Picture source: NRMA Australia. |
Car crash testing involves awarding starts depending on their safety in preset crash tests. Because all cars are assessed by the same standards, it's a case of comparing apples with apples. One can decide whether a car meets your safety standards compared to the competition before you make a purchase decision.
What happens if the testing organisation moves the goal posts? Then it would depend on when the vehicle was tested. If they were tested years apart, then the comparison between models becomes irrelevant. A recent example in Australia highlights this.
A few years ago, a Renault van was tested and got three stars. Since then, many safety aids were added to the scoring system.

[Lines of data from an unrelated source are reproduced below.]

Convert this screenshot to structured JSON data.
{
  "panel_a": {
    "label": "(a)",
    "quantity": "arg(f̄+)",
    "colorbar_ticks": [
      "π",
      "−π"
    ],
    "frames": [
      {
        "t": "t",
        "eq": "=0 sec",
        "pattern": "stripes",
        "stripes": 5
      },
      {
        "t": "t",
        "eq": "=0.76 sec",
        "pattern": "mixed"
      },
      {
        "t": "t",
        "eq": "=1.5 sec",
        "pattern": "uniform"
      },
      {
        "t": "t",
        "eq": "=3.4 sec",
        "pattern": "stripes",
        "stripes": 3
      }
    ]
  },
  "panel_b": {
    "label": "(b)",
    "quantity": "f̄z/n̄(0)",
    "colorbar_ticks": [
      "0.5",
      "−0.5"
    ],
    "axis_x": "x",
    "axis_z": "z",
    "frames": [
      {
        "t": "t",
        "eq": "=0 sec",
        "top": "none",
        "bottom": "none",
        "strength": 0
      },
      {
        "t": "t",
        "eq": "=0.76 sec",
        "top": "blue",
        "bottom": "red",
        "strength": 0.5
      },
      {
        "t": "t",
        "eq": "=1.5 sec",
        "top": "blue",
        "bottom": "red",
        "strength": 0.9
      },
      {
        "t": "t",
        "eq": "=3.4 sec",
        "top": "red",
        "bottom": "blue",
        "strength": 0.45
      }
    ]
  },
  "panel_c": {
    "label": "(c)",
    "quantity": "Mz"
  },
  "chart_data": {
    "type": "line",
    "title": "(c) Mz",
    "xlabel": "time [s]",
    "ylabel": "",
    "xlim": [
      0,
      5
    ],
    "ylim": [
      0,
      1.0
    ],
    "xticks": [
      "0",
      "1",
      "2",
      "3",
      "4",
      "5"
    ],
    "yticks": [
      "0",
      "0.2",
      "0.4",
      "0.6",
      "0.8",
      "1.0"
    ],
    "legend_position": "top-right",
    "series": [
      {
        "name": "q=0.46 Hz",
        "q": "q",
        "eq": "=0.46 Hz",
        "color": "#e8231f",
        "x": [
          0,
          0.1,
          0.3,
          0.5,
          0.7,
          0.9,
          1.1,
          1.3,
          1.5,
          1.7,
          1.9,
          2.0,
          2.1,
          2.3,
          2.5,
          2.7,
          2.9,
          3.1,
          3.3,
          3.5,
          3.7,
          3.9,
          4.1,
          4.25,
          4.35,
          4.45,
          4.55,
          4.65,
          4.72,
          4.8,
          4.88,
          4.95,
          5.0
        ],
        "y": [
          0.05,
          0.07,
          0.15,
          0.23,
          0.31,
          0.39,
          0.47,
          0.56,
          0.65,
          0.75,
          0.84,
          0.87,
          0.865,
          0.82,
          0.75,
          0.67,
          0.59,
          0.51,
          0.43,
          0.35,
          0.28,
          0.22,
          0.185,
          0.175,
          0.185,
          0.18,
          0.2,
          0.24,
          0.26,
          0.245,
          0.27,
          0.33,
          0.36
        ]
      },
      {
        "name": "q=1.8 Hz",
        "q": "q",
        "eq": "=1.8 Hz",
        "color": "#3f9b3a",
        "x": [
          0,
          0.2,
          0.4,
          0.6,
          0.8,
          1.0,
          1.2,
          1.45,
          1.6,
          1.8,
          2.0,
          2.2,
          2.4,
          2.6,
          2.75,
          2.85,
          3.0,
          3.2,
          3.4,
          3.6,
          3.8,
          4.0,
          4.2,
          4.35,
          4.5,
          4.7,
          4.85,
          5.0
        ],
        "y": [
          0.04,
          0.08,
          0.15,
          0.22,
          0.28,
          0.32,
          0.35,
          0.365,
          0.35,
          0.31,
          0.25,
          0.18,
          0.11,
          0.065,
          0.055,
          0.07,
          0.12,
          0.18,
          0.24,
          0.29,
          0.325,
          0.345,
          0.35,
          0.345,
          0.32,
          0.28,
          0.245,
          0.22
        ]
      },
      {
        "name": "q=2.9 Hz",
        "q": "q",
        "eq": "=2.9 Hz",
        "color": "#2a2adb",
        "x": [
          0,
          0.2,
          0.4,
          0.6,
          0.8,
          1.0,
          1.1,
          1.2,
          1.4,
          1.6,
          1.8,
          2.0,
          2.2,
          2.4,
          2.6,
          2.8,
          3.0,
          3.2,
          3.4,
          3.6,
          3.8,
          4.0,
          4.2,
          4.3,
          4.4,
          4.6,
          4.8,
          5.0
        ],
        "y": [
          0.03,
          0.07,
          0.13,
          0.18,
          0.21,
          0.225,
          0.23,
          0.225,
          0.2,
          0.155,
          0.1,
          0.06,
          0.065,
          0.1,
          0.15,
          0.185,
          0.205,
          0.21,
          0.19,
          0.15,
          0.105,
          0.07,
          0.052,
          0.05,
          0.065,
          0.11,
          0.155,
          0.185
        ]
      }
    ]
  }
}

Mitsubishi released the same van onto the market but rather than apply the same stars to it as the equivalent Renault model, the van was retested and the result was a zero star score.

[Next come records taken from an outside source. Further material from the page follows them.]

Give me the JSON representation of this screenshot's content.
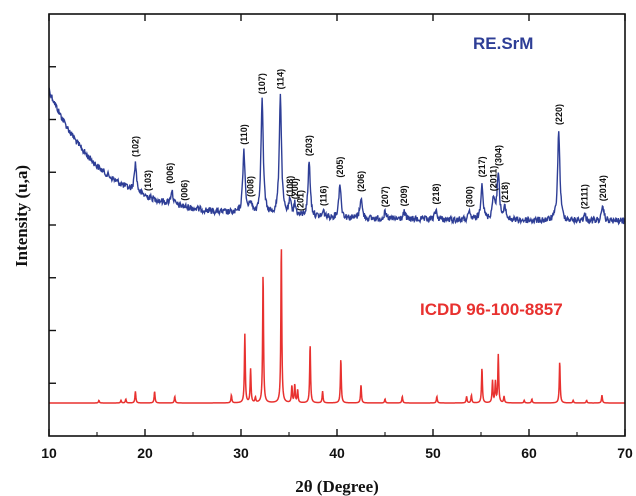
{
  "chart_data": {
    "type": "line",
    "xlabel": "2θ (Degree)",
    "ylabel": "Intensity (u,a)",
    "xlim": [
      10,
      70
    ],
    "x_ticks": [
      10,
      20,
      30,
      40,
      50,
      60,
      70
    ],
    "x_tick_labels": [
      "10",
      "20",
      "30",
      "40",
      "50",
      "60",
      "70"
    ],
    "y_tick_values_shown": false,
    "grid": false,
    "colors": {
      "experimental": "#2E3E96",
      "reference": "#E8312F",
      "axis": "#111111"
    },
    "series": [
      {
        "name": "RE.SrM",
        "role": "experimental",
        "peaks": [
          {
            "x": 19.0,
            "h": 0.25
          },
          {
            "x": 22.8,
            "h": 0.12
          },
          {
            "x": 30.3,
            "h": 0.55
          },
          {
            "x": 31.0,
            "h": 0.1
          },
          {
            "x": 32.2,
            "h": 1.0
          },
          {
            "x": 34.1,
            "h": 1.05
          },
          {
            "x": 35.1,
            "h": 0.12
          },
          {
            "x": 35.6,
            "h": 0.1
          },
          {
            "x": 37.1,
            "h": 0.48
          },
          {
            "x": 38.6,
            "h": 0.05
          },
          {
            "x": 40.3,
            "h": 0.3
          },
          {
            "x": 42.5,
            "h": 0.18
          },
          {
            "x": 45.0,
            "h": 0.05
          },
          {
            "x": 47.0,
            "h": 0.06
          },
          {
            "x": 50.3,
            "h": 0.08
          },
          {
            "x": 53.8,
            "h": 0.06
          },
          {
            "x": 55.1,
            "h": 0.32
          },
          {
            "x": 56.3,
            "h": 0.2
          },
          {
            "x": 56.8,
            "h": 0.42
          },
          {
            "x": 57.5,
            "h": 0.1
          },
          {
            "x": 63.1,
            "h": 0.78
          },
          {
            "x": 65.8,
            "h": 0.05
          },
          {
            "x": 67.7,
            "h": 0.12
          }
        ],
        "peak_labels": [
          {
            "x": 19.0,
            "label": "(102)"
          },
          {
            "x": 20.3,
            "label": "(103)"
          },
          {
            "x": 22.6,
            "label": "(006)"
          },
          {
            "x": 24.1,
            "label": "(006)"
          },
          {
            "x": 30.3,
            "label": "(110)"
          },
          {
            "x": 31.0,
            "label": "(008)"
          },
          {
            "x": 32.2,
            "label": "(107)"
          },
          {
            "x": 34.1,
            "label": "(114)"
          },
          {
            "x": 35.1,
            "label": "(108)"
          },
          {
            "x": 35.6,
            "label": "(200)"
          },
          {
            "x": 36.2,
            "label": "(201)"
          },
          {
            "x": 37.1,
            "label": "(203)"
          },
          {
            "x": 38.6,
            "label": "(116)"
          },
          {
            "x": 40.3,
            "label": "(205)"
          },
          {
            "x": 42.5,
            "label": "(206)"
          },
          {
            "x": 45.0,
            "label": "(207)"
          },
          {
            "x": 47.0,
            "label": "(209)"
          },
          {
            "x": 50.3,
            "label": "(218)"
          },
          {
            "x": 53.8,
            "label": "(300)"
          },
          {
            "x": 55.1,
            "label": "(217)"
          },
          {
            "x": 56.3,
            "label": "(2011)"
          },
          {
            "x": 56.8,
            "label": "(304)"
          },
          {
            "x": 57.5,
            "label": "(218)"
          },
          {
            "x": 63.1,
            "label": "(220)"
          },
          {
            "x": 65.8,
            "label": "(2111)"
          },
          {
            "x": 67.7,
            "label": "(2014)"
          }
        ]
      },
      {
        "name": "ICDD 96-100-8857",
        "role": "reference",
        "peaks": [
          {
            "x": 15.2,
            "h": 0.02
          },
          {
            "x": 17.5,
            "h": 0.02
          },
          {
            "x": 18.0,
            "h": 0.03
          },
          {
            "x": 19.0,
            "h": 0.09
          },
          {
            "x": 21.0,
            "h": 0.09
          },
          {
            "x": 23.1,
            "h": 0.05
          },
          {
            "x": 29.0,
            "h": 0.06
          },
          {
            "x": 30.4,
            "h": 0.53
          },
          {
            "x": 31.0,
            "h": 0.26
          },
          {
            "x": 31.5,
            "h": 0.04
          },
          {
            "x": 32.3,
            "h": 1.0
          },
          {
            "x": 34.2,
            "h": 1.22
          },
          {
            "x": 35.3,
            "h": 0.13
          },
          {
            "x": 35.6,
            "h": 0.14
          },
          {
            "x": 35.9,
            "h": 0.1
          },
          {
            "x": 37.2,
            "h": 0.45
          },
          {
            "x": 38.5,
            "h": 0.09
          },
          {
            "x": 40.4,
            "h": 0.34
          },
          {
            "x": 42.5,
            "h": 0.14
          },
          {
            "x": 45.0,
            "h": 0.03
          },
          {
            "x": 46.8,
            "h": 0.05
          },
          {
            "x": 50.4,
            "h": 0.05
          },
          {
            "x": 53.5,
            "h": 0.05
          },
          {
            "x": 54.0,
            "h": 0.06
          },
          {
            "x": 55.1,
            "h": 0.27
          },
          {
            "x": 56.2,
            "h": 0.17
          },
          {
            "x": 56.5,
            "h": 0.16
          },
          {
            "x": 56.8,
            "h": 0.37
          },
          {
            "x": 57.4,
            "h": 0.05
          },
          {
            "x": 59.5,
            "h": 0.02
          },
          {
            "x": 60.3,
            "h": 0.03
          },
          {
            "x": 63.2,
            "h": 0.32
          },
          {
            "x": 64.6,
            "h": 0.02
          },
          {
            "x": 66.0,
            "h": 0.02
          },
          {
            "x": 67.6,
            "h": 0.06
          }
        ]
      }
    ]
  }
}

So here we have the same van sold under two nameplates, one can claim a three-star safety rating and the other zero. It exposed an anomaly where vehicles that have been on the Australian market for several years may have a five-star rating and a new model that may have more safety features could receive a lower rating, due to the much stricter scoring regime applied to it.

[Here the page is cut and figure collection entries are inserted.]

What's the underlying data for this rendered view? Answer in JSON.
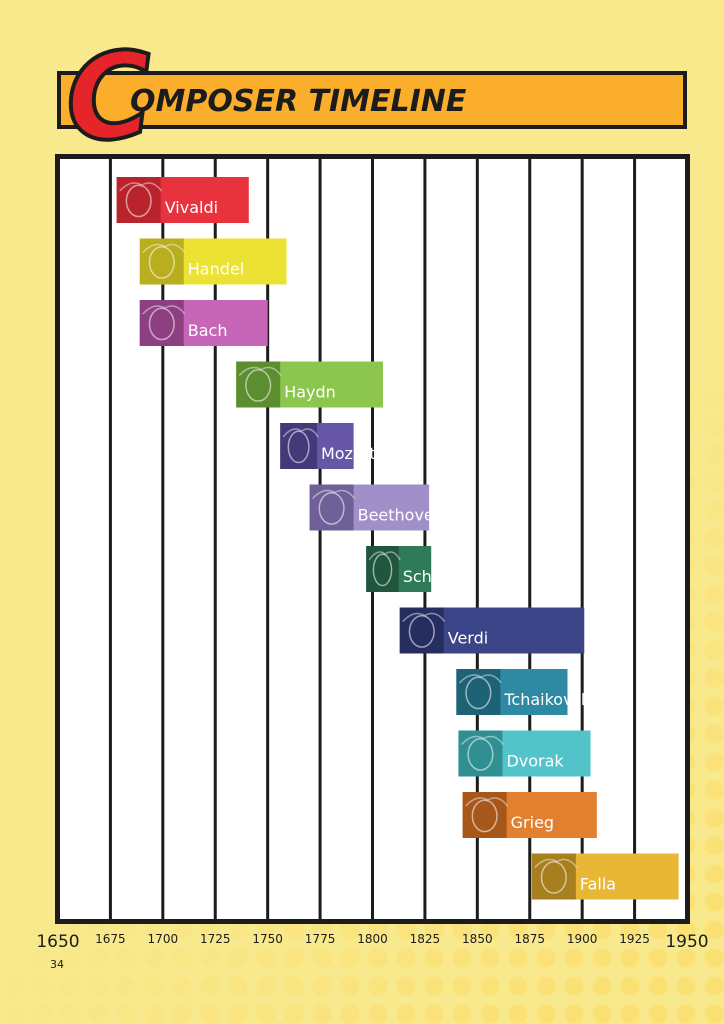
{
  "page": {
    "title_first_letter": "C",
    "title_rest": "OMPOSER TIMELINE",
    "page_number": "34"
  },
  "chart_data": {
    "type": "bar",
    "orientation": "horizontal",
    "title": "COMPOSER TIMELINE",
    "xlabel": "",
    "ylabel": "",
    "xlim": [
      1650,
      1950
    ],
    "x_ticks": [
      1650,
      1675,
      1700,
      1725,
      1750,
      1775,
      1800,
      1825,
      1850,
      1875,
      1900,
      1925,
      1950
    ],
    "grid": true,
    "legend": "none",
    "series": [
      {
        "name": "Vivaldi",
        "start": 1678,
        "end": 1741,
        "color": "#e8323d",
        "dark": "#b8232c",
        "label": "Vivaldi"
      },
      {
        "name": "Handel",
        "start": 1689,
        "end": 1759,
        "color": "#ece234",
        "dark": "#b8ae1e",
        "label": "Handel"
      },
      {
        "name": "Bach",
        "start": 1689,
        "end": 1750,
        "color": "#c765b7",
        "dark": "#8e3f82",
        "label": "Bach"
      },
      {
        "name": "Haydn",
        "start": 1735,
        "end": 1805,
        "color": "#8cc64e",
        "dark": "#5c8d2e",
        "label": "Haydn"
      },
      {
        "name": "Mozart",
        "start": 1756,
        "end": 1791,
        "color": "#6656a8",
        "dark": "#45397a",
        "label": "Mozart"
      },
      {
        "name": "Beethoven",
        "start": 1770,
        "end": 1827,
        "color": "#a08fc8",
        "dark": "#6f6098",
        "label": "Beethoven"
      },
      {
        "name": "Schubert",
        "start": 1797,
        "end": 1828,
        "color": "#2f7a58",
        "dark": "#1f563d",
        "label": "Schubert"
      },
      {
        "name": "Verdi",
        "start": 1813,
        "end": 1901,
        "color": "#3a4487",
        "dark": "#262e60",
        "label": "Verdi"
      },
      {
        "name": "Tchaikovsky",
        "start": 1840,
        "end": 1893,
        "color": "#2d8aa2",
        "dark": "#1e6275",
        "label": "Tchaikovsky"
      },
      {
        "name": "Dvorak",
        "start": 1841,
        "end": 1904,
        "color": "#52c4c9",
        "dark": "#2f8f93",
        "label": "Dvorak"
      },
      {
        "name": "Grieg",
        "start": 1843,
        "end": 1907,
        "color": "#e1812f",
        "dark": "#a8571b",
        "label": "Grieg"
      },
      {
        "name": "Falla",
        "start": 1876,
        "end": 1946,
        "color": "#e8b736",
        "dark": "#a87f1e",
        "label": "Falla"
      }
    ]
  }
}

How is that supposed to help people make an informed choice? Until recently tests only covered structural safety and now technological safety features have been added. Surely for the time being a structural score and a technological score could both be issued. That would let people know that the structural integrity of the vehicle is sound but it lags in the technology side of safety.
At some point in the future, the stars could be combined from both sides to create a higher star rating of say ten rather than just five. Giving a vehicle a zero score when it has some structural safety is misleading. The zero to five scoring system is too narrow to allow for this.
The organisation ANCAP - which was behind this bizarre situation - introduced its tougher scoring system with good intent. As virtually all cars now get a five-star rating, the results weren't saying much. Adding new criteria was a way to highlight the safety features modern cars are expected to have.
But to have a system that makes older vehicles look safer than new ones (when in some cases the opposite is the case) is working against helping people chose safer vehicles. For this, I give ANCAP zero stars.